The experiment measures the neutral weak force between a polarized beam of electrons and target nuclei of hydrogen and helium-4 at a length scale of around one femtometer. The electromagnetic force conserves parity, while the weak force is not, so measuring the fractional difference in the number of scattered electrons due to the beam’s changing polarization allows researchers to calculate the neutral weak force.
Physicists hope to use these measurements to learn about the strong force that binds up and down quarks into protons and neutrons, as well as the up, down and strange quark contributions to the nucleon’s charge and current distributions.

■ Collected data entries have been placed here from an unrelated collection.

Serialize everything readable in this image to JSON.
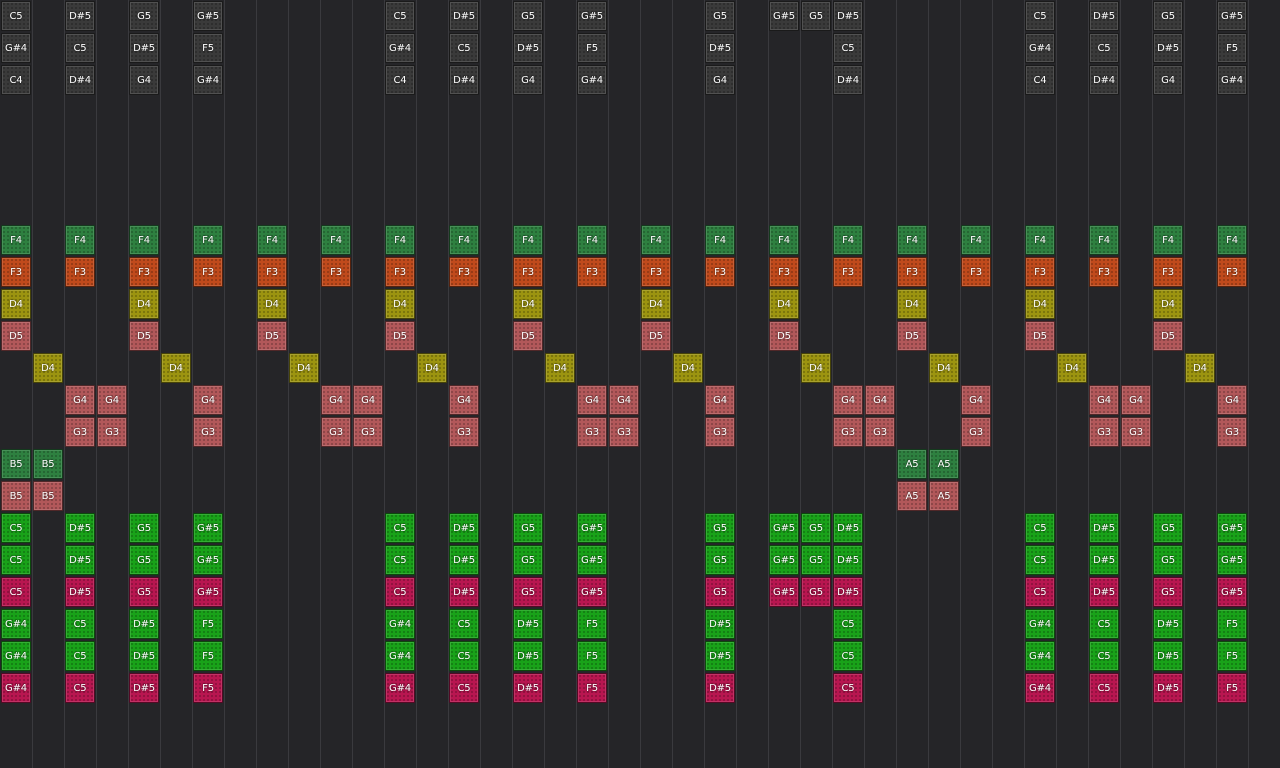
{
  "colors": {
    "background": "#252528",
    "grid_line": "#3a3a3e",
    "gray": "#3a3a3a",
    "leaf_green": "#2e8040",
    "orange": "#c04a1c",
    "olive": "#9c9410",
    "rose": "#b2585a",
    "green": "#19a219",
    "crimson": "#b81650"
  },
  "rows": [
    {
      "color": "gray",
      "cells": {
        "0": "C5",
        "2": "D#5",
        "4": "G5",
        "6": "G#5",
        "12": "C5",
        "14": "D#5",
        "16": "G5",
        "18": "G#5",
        "22": "G5",
        "24": "G#5",
        "25": "G5",
        "26": "D#5",
        "32": "C5",
        "34": "D#5",
        "36": "G5",
        "38": "G#5"
      }
    },
    {
      "color": "gray",
      "cells": {
        "0": "G#4",
        "2": "C5",
        "4": "D#5",
        "6": "F5",
        "12": "G#4",
        "14": "C5",
        "16": "D#5",
        "18": "F5",
        "22": "D#5",
        "26": "C5",
        "32": "G#4",
        "34": "C5",
        "36": "D#5",
        "38": "F5"
      }
    },
    {
      "color": "gray",
      "cells": {
        "0": "C4",
        "2": "D#4",
        "4": "G4",
        "6": "G#4",
        "12": "C4",
        "14": "D#4",
        "16": "G4",
        "18": "G#4",
        "22": "G4",
        "26": "D#4",
        "32": "C4",
        "34": "D#4",
        "36": "G4",
        "38": "G#4"
      }
    },
    {
      "color": "gray",
      "cells": {}
    },
    {
      "color": "gray",
      "cells": {}
    },
    {
      "color": "gray",
      "cells": {}
    },
    {
      "color": "gray",
      "cells": {}
    },
    {
      "color": "leaf_green",
      "cells": {
        "0": "F4",
        "2": "F4",
        "4": "F4",
        "6": "F4",
        "8": "F4",
        "10": "F4",
        "12": "F4",
        "14": "F4",
        "16": "F4",
        "18": "F4",
        "20": "F4",
        "22": "F4",
        "24": "F4",
        "26": "F4",
        "28": "F4",
        "30": "F4",
        "32": "F4",
        "34": "F4",
        "36": "F4",
        "38": "F4"
      }
    },
    {
      "color": "orange",
      "cells": {
        "0": "F3",
        "2": "F3",
        "4": "F3",
        "6": "F3",
        "8": "F3",
        "10": "F3",
        "12": "F3",
        "14": "F3",
        "16": "F3",
        "18": "F3",
        "20": "F3",
        "22": "F3",
        "24": "F3",
        "26": "F3",
        "28": "F3",
        "30": "F3",
        "32": "F3",
        "34": "F3",
        "36": "F3",
        "38": "F3"
      }
    },
    {
      "color": "olive",
      "cells": {
        "0": "D4",
        "4": "D4",
        "8": "D4",
        "12": "D4",
        "16": "D4",
        "20": "D4",
        "24": "D4",
        "28": "D4",
        "32": "D4",
        "36": "D4"
      }
    },
    {
      "color": "rose",
      "cells": {
        "0": "D5",
        "4": "D5",
        "8": "D5",
        "12": "D5",
        "16": "D5",
        "20": "D5",
        "24": "D5",
        "28": "D5",
        "32": "D5",
        "36": "D5"
      }
    },
    {
      "color": "olive",
      "cells": {
        "1": "D4",
        "5": "D4",
        "9": "D4",
        "13": "D4",
        "17": "D4",
        "21": "D4",
        "25": "D4",
        "29": "D4",
        "33": "D4",
        "37": "D4"
      }
    },
    {
      "color": "rose",
      "cells": {
        "2": "G4",
        "3": "G4",
        "6": "G4",
        "10": "G4",
        "11": "G4",
        "14": "G4",
        "18": "G4",
        "19": "G4",
        "22": "G4",
        "26": "G4",
        "27": "G4",
        "30": "G4",
        "34": "G4",
        "35": "G4",
        "38": "G4"
      }
    },
    {
      "color": "rose",
      "cells": {
        "2": "G3",
        "3": "G3",
        "6": "G3",
        "10": "G3",
        "11": "G3",
        "14": "G3",
        "18": "G3",
        "19": "G3",
        "22": "G3",
        "26": "G3",
        "27": "G3",
        "30": "G3",
        "34": "G3",
        "35": "G3",
        "38": "G3"
      }
    },
    {
      "color": "leaf_green",
      "cells": {
        "0": "B5",
        "1": "B5",
        "28": "A5",
        "29": "A5"
      }
    },
    {
      "color": "rose",
      "cells": {
        "0": "B5",
        "1": "B5",
        "28": "A5",
        "29": "A5"
      }
    },
    {
      "color": "green",
      "cells": {
        "0": "C5",
        "2": "D#5",
        "4": "G5",
        "6": "G#5",
        "12": "C5",
        "14": "D#5",
        "16": "G5",
        "18": "G#5",
        "22": "G5",
        "24": "G#5",
        "25": "G5",
        "26": "D#5",
        "32": "C5",
        "34": "D#5",
        "36": "G5",
        "38": "G#5"
      }
    },
    {
      "color": "green",
      "cells": {
        "0": "C5",
        "2": "D#5",
        "4": "G5",
        "6": "G#5",
        "12": "C5",
        "14": "D#5",
        "16": "G5",
        "18": "G#5",
        "22": "G5",
        "24": "G#5",
        "25": "G5",
        "26": "D#5",
        "32": "C5",
        "34": "D#5",
        "36": "G5",
        "38": "G#5"
      }
    },
    {
      "color": "crimson",
      "cells": {
        "0": "C5",
        "2": "D#5",
        "4": "G5",
        "6": "G#5",
        "12": "C5",
        "14": "D#5",
        "16": "G5",
        "18": "G#5",
        "22": "G5",
        "24": "G#5",
        "25": "G5",
        "26": "D#5",
        "32": "C5",
        "34": "D#5",
        "36": "G5",
        "38": "G#5"
      }
    },
    {
      "color": "green",
      "cells": {
        "0": "G#4",
        "2": "C5",
        "4": "D#5",
        "6": "F5",
        "12": "G#4",
        "14": "C5",
        "16": "D#5",
        "18": "F5",
        "22": "D#5",
        "26": "C5",
        "32": "G#4",
        "34": "C5",
        "36": "D#5",
        "38": "F5"
      }
    },
    {
      "color": "green",
      "cells": {
        "0": "G#4",
        "2": "C5",
        "4": "D#5",
        "6": "F5",
        "12": "G#4",
        "14": "C5",
        "16": "D#5",
        "18": "F5",
        "22": "D#5",
        "26": "C5",
        "32": "G#4",
        "34": "C5",
        "36": "D#5",
        "38": "F5"
      }
    },
    {
      "color": "crimson",
      "cells": {
        "0": "G#4",
        "2": "C5",
        "4": "D#5",
        "6": "F5",
        "12": "G#4",
        "14": "C5",
        "16": "D#5",
        "18": "F5",
        "22": "D#5",
        "26": "C5",
        "32": "G#4",
        "34": "C5",
        "36": "D#5",
        "38": "F5"
      }
    }
  ]
}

That’s because the neutral weak force measurement is sensitive to the "weak" charge and current distributions inside nucleons, as opposed to the corresponding electromagnetic distributions. Thus, says Kumar, "One can infer whether s-quarks contribute to the charge and current distributions."
According to Kumar, the results indicate that the strange quark contribution to the nucleon’s charge and current distribution is zero within the sensitivity of each measurement. However, he added, "There seems to be a trend towards a positive value for the average contribution of strange quarks to the proton’s magnetic moment." This result will be "surprising and exciting," said Kumar, if it is confirmed with more precise measurements planned by HAPPEx later this year.
Data from several other recent experiments–including SLAC’s E158, the SAMPLE experiment at MIT-Bates, the A4 experiment at Germany’s Mainz Laboratory, and the G-Zero experiment at JLab–are also beginning to shed light on the weak interaction.